MSc Data Science in Business and Entrepreneurship (2 years)

Sales Forecasting Pipeline for Payout Fund Allocation (project reference here) - collaboration with CM.com
- Project description
  Training, evaluation, and deployment of two models. One feature-based (Random Forest) and one time-series (Prophet) for weekly merchant sales forecasting. For each merchant, the model with the lowest mean absolute percentage error was chosen to decide the amount to allocate before the next payout. Models’ retraining happens automatically in a CICD environment on Google Vertex AI pipelines.
Outcome: Improved UX with faster payouts to CM clients and better resource management for CM.com itself.
Lesson learned: Time-series models are more suitable when data is highly consistent, whereas feature-based algorithms perform better when the data lacks strong consistency.

Music Discovery Product (project reference here) - Data Entrepreneurship course project
- Project description
  Led deep research and validation of an innovative music discovery tool, with the aim of creating a product for users wishing to explore new music, such as DJs. The product allows users to create distinct and customised profiles that are linked to personalised recommendation models. Users can adjust their own algorithm configurations and switch between them, enabling users to break free from the recommendation bubbles typical of mainstream streaming services. Additionally, the tool
  supports independent artists by connecting them with listeners actively seeking music in their specific genre and style.
Outcome: learned product managerial practices such as user research, backlog structure and orchestration.
Lesson learned: Platform reliance can be a problem when developing an envisioned product. This is due to limitations, restrictions, or dependencies related to third parties stakeholders.

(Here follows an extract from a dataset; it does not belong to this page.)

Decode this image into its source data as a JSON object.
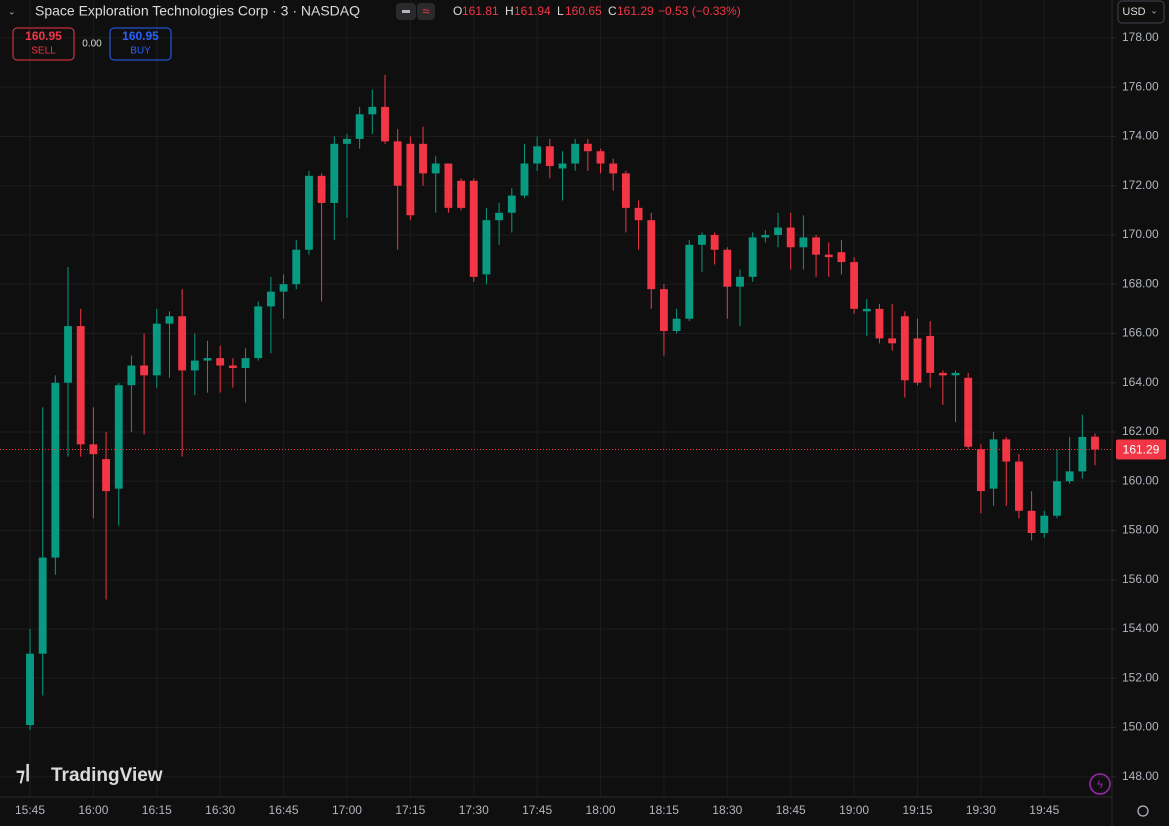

Personality Trait Prediction (project reference here) - NLP course project
- Project description
  Developed a model to predict OCEAN/BIG5 personality traits using 3,000 records of human-written texts in response to questions related to life’s meaning and purpose. The project involved three key tasks: comparing machine learning and deep learning binary classifiers, comparing machine learning and deep learning probabilistic classifiers, and incorporating Dutch responses into the modelling process to evaluate and compare performances across languages.
Outcome: comparison of predictive capabilities between machine learning and deep learning models. resulting in machine learning providing slight higher accuracy around 60%.
Lesson learned: proper data preprocessing is the core point of a NLP task

Cross-sell Solution (project reference here) - collaboration with Exsell
- Project description
  Trained and evaluated two reinforcement learning models (epsilon-greedy and linUCB) to optimise cross-selling item selection based on user context. The models are designed to select actions that maximise user rewards, defined as adding the recommended item to the cart. Notably, the linUCB model achieved an average payoff of 0.96, earning compliments from both professors and industry stakeholders.
Outcome: deployable recommender system for item cross-sell in CICD environment
Lesson learned: To better evaluate model performance, it is useful to compare it against a benchmark model, like a random prediction.

Bomb Detection Model (project reference here) - collaboration with Datacation
- Project description
  Developed a logistic regression model using data collected by a drone equipped with a magnetic field sensor to detect buried unexploded bombs. The model analyses 10x10 metre squares and flags anomalies for further inspection. Heatmaps are employed to assess these anomalies, identifying patterns across detected images visually. This process informs feature engineering to enhance a random forest model’s ability to differentiate between bombs and other anomalies. Thus aiming at reducing the costs of false positives and mitigate the risks associated with false negatives.
Lesson learned: Actively trying to disprove initial assumptions helps spot mistakes and strengthens result validity, reducing the risk of overlooking mistakes.